When creating a blockchain, one question arises : do we prefer security or transparency ?

The Current Landscape

Most current public blockchains (like Bitcoin or Ethereum) opted for transparency of transactions, where data is visible to everyone. Using an explorer, everyone can see what transactions have been made and all their details (time, amount, parties involved, …). This discourages bad actors to engage in fraudulent activities without being detected and fosters trust among users.

💡

Recently, a group of North-Korean hackers cashed out hundreds of millions from the $1.5bn ByBit hack. The funny thing is that you could see at all times were the money was and where it was going

Users are identified by pseudonymous addresses rather than real-world identities. Thus, one can see for example that user 0xcd278f sent 1 $BTC to 0xf35jdw but he doesn’t know who these two users really are. This makes the blockchain private, right ? Not really…

Even though addresses are pseudonymous, transaction patterns can be analyzed to link different addresses to the same user. For example, if multiple addresses frequently interact with each other, they might belong to the same entity.

Also, many exchanges (such as Binance, Kraken, etc.) require users to undergo what is called a Know Your Customer (KYC) and Anti-Money Laundering (AML) procedures where you have to provide information about you real-world identity. This enables the link of pseudonymous addresses to real-world identities. Law enforcement agencies can request data from exchanges and service providers, which can be used to de-anonymize users.

A Psychological Dilemma

The transparency/privacy battle translates a psychological dilemma

• On one hand, we need transparency to protect ourselves from malicious actors. Regulators and law enforcement need to be able to protect customers by preventing fraud, track illicit activities and detain criminals. If something illegal happens on-chain, they need transparency to be able to identify the person behind the attack.
• On the other hand, we want privacy to safeguard personal and sensitive information from unwarranted exposure. Individuals and businesses need to protect their financial data, proprietary information, and personal communications from surveillance, unauthorized access, and potential misuse. Privacy ensures that users maintain control over their data, fostering trust and security in digital interactions.

Solutions

Private Blockchains - A Privacy Focused Approach

Another solution are private blockchains. A private, or permissioned, blockchain is a type of blockchain that is restricted to a group of participants who have been granted permission to access the network, contrary to public blockchains who are accessible to everyone. To gain access to a private blockchain , individuals must receive an invitation and verify their identity (KYC) or provide the necessary information. This means that malicious users are much more rare and if any problem arises, personal information of users is disponible.

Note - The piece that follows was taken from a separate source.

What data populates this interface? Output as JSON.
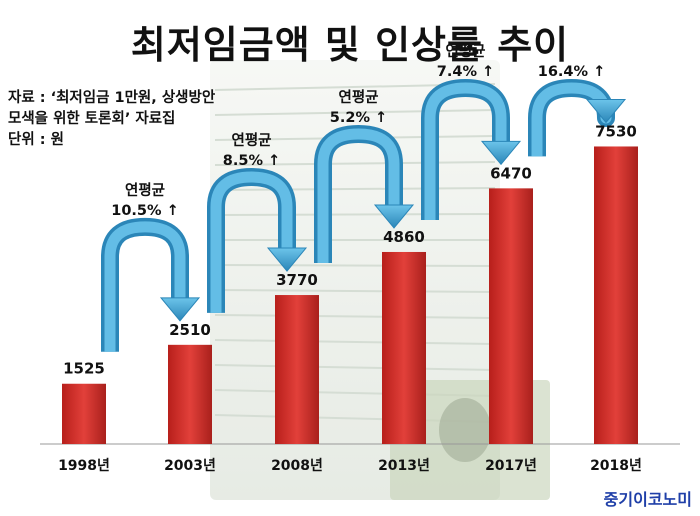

However, private blockchains are often centralized where a single organization controls the network. This centralization can be problematic since it goes against the core principle of decentralization, which is one of the fundamental concepts of blockchain technology. Another disadvantage of private blockchains is that they are more vulnerable than public blockchains to security risks. Indeed, because there are fewer nodes (computers) in the centralized network, if a hacker gains access to a private blockchain, they can manipulate data or block transactions.

ZK Proofs - A Miracle Solution

The preferred solution to the privacy dilemma is the use of zero-knowledge proofs (or ZKPs). ZKPs are a complex cryptographic tool that basically enable anyone to prove that a statement is true, without revealing the content of the statement.

They work as follows :

Imagine a circular cave with two separate entrances (A and B connected by a locked door inside. You know the secret code to open the door inside the cave, but your friend is skeptical that you really know it. You want to prove it without actually revealing the code. Here's how you do it:

1) You enter the cave randomly by either path A or path B, without your friend noticing.
2) Your friend that is waiting outside randomly tells you to exit either from the left (A) or right (B) entrance.
If you truly know the secret code to the door, you can always open it and exit from the side your friend chooses. If you're guessing, you only have a 50% chance each time.
3) Repeat the process n times. The probability that you are lying goes like 0.5^{n} so your friend only 10 tries to be more than 99% sure that you are not cheating

By repeating this process several times, your friend becomes certain that you must know the code, yet you've never actually revealed it. This is precisely how a zero-knowledge proof works in concept. That's the essence and the power of ZK proofs!

In the context of blockchain, ZKPs enable the validation of a transaction (or even multiple transactions) without disclosing the underlying data. Thus, transaction amounts or participant identities remain confidential 💡

Implementing ZKPs can improve the scalability of a blockchain by reducing the amount of data that needs to be processed and stored. This is because ZKPs can aggregate multiple transactions into a single proof, which can then be verified in one go.

AlephZero is a blockchain that directly integrates ZKPs into its blockchain architecture. It allows anyone to verify that the network rules are being followed without accessing sensitive data. This, public verifiability of transactions is maintained. Aleph Zero's implementation of ZKPs allows it to comply with regulatory requirements, such as these anti-money laundering (AML) rules, without compromising user privacy. Auditors can verify the integrity of transactions without needing access to detailed transaction data.